If somebody kills a man in order to get revenge for something that man did to him, and then if the killer gets caught and either gets sent to prison or executed, doesn't the killer still have his revenge? Poe seems to think the killer has to get away with the crime without even being suspected, or else he has not gotten the revenge he is after. Yet there have always been many people who have committed revenge-murders and gotten convicted and who probably still felt satisfied that they had gotten the vengeance they desired. There must be many cases in which the person wanting revenge actually gets killed himself in the act of killing his enemy. I can't think of examples in literature (or in the movies, either) but there must be many examples. One example that comes to mind is Hamlet, who is killed indirectly by Claudius and then kills Claudius while he himself is dying. Doesn't Hamlet get the revenge he has been wanting all throughout the play? Another example that comes to mind which might be even better than Hamlet is Humbert Humbert's murder of Quilty in the novel Lolita (and in the film adaptation). Humbert not only gets caught but doesn't even try to avoid capture.
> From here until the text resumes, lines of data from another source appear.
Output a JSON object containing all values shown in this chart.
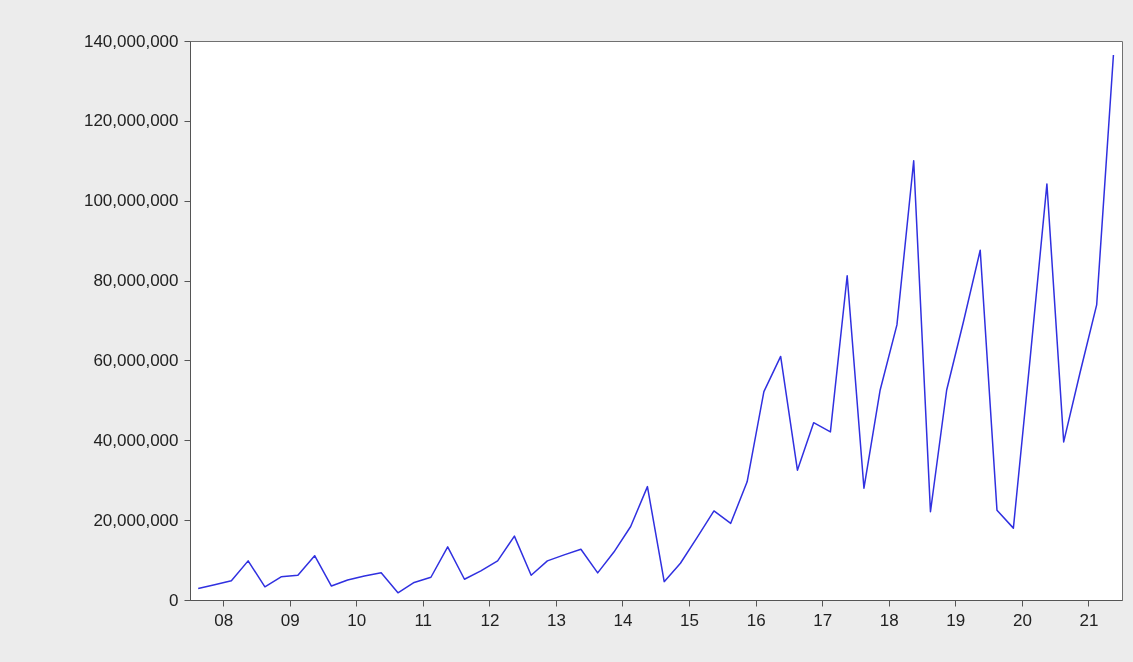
{
  "chart_data": {
    "type": "line",
    "x": [
      "2008-02-15",
      "2008-05-15",
      "2008-08-15",
      "2008-11-15",
      "2009-02-15",
      "2009-05-15",
      "2009-08-15",
      "2009-11-15",
      "2010-02-15",
      "2010-05-15",
      "2010-08-15",
      "2010-11-15",
      "2011-02-15",
      "2011-05-15",
      "2011-08-15",
      "2011-11-15",
      "2012-02-15",
      "2012-05-15",
      "2012-08-15",
      "2012-11-15",
      "2013-02-15",
      "2013-05-15",
      "2013-08-15",
      "2013-11-15",
      "2014-02-15",
      "2014-05-15",
      "2014-08-15",
      "2014-11-15",
      "2015-02-15",
      "2015-05-15",
      "2015-08-15",
      "2015-11-15",
      "2016-02-15",
      "2016-05-15",
      "2016-08-15",
      "2016-11-15",
      "2017-02-15",
      "2017-05-15",
      "2017-08-15",
      "2017-11-15",
      "2018-02-15",
      "2018-05-15",
      "2018-08-15",
      "2018-11-15",
      "2019-02-15",
      "2019-05-15",
      "2019-08-15",
      "2019-11-15",
      "2020-02-15",
      "2020-05-15",
      "2020-08-15",
      "2020-11-15",
      "2021-02-15",
      "2021-05-15",
      "2021-08-15",
      "2021-11-15"
    ],
    "series": [
      {
        "color": "#3030e0",
        "values": [
          2900000,
          3800000,
          4800000,
          9800000,
          3300000,
          5800000,
          6200000,
          11100000,
          3500000,
          5000000,
          6000000,
          6800000,
          1800000,
          4400000,
          5700000,
          13300000,
          5200000,
          7300000,
          9800000,
          16000000,
          6200000,
          9800000,
          11300000,
          12700000,
          6800000,
          12000000,
          18400000,
          28400000,
          4600000,
          9200000,
          15700000,
          22300000,
          19200000,
          29600000,
          52200000,
          61000000,
          32500000,
          44400000,
          42100000,
          81200000,
          28000000,
          52600000,
          68900000,
          110000000,
          22100000,
          52600000,
          69700000,
          87600000,
          22500000,
          18000000,
          60500000,
          104200000,
          39600000,
          56800000,
          73900000,
          136500000
        ]
      }
    ],
    "xlim": [
      "2008-01-01",
      "2022-01-01"
    ],
    "xticks": [
      {
        "value": "2008-07",
        "label": "08"
      },
      {
        "value": "2009-07",
        "label": "09"
      },
      {
        "value": "2010-07",
        "label": "10"
      },
      {
        "value": "2011-07",
        "label": "11"
      },
      {
        "value": "2012-07",
        "label": "12"
      },
      {
        "value": "2013-07",
        "label": "13"
      },
      {
        "value": "2014-07",
        "label": "14"
      },
      {
        "value": "2015-07",
        "label": "15"
      },
      {
        "value": "2016-07",
        "label": "16"
      },
      {
        "value": "2017-07",
        "label": "17"
      },
      {
        "value": "2018-07",
        "label": "18"
      },
      {
        "value": "2019-07",
        "label": "19"
      },
      {
        "value": "2020-07",
        "label": "20"
      },
      {
        "value": "2021-07",
        "label": "21"
      }
    ],
    "ylim": [
      0,
      140000000
    ],
    "yticks": [
      0,
      {
        "value": 20000000,
        "label": "20,000,000"
      },
      {
        "value": 40000000,
        "label": "40,000,000"
      },
      {
        "value": 60000000,
        "label": "60,000,000"
      },
      {
        "value": 80000000,
        "label": "80,000,000"
      },
      {
        "value": 100000000,
        "label": "100,000,000"
      },
      {
        "value": 120000000,
        "label": "120,000,000"
      },
      {
        "value": 140000000,
        "label": "140,000,000"
      }
    ],
    "grid": false,
    "marker": "none",
    "line_style": "solid"
  }
}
This phrase was spoken by Montresor in the opening lines of the story as he tells the reader about the wrongs committed against him by Fortunato. The word "unredressed" means not right or not made up for. What Montresor is saying here is that the wrongs committed against him by Fortunato were never made up for or Fortunato never made the wrongs right so now retribution or punishment will have to serve the redresser, Fortunato, instead. He is basically saying that Fortunato has to pay and since he hasn't taken the time to make things right, he, Montresor will have to now take matters into his own hands and issue Fortunato a fitting punishment. Montresor is a very unreliable narrator because he is secretly scheming this revenge for some wrong which he never names and his revenge plot is more than a bit extreme.
You can rephrase it saying : a wrong is not revenged if the revenger either is punished for taking revenge or doesnt make the wrongdoer aware that he is taking revenge.That is wat written in my literature book hope my answer helps.
A wrong is forgiven by taking revenge
it means that if a wrong is unavenged if the avenger himself gets into trouble! so, basically: dont get caught
What it means is that if the "redresser" becomes consumed with revenge, then he "fails" at revenge. Of course, this is ironic because Montresor is clearly obsessed with avenging the (imagined?) injuries and insults he has suffered.
He is bragging to you about how he was cool, calm, and collected about his revenge because he knew he had a "definitive" and flawless plan in place - so he is able to "smile" at Fortunato. He knows what is coming and he is happy - and not upset and "overtaken."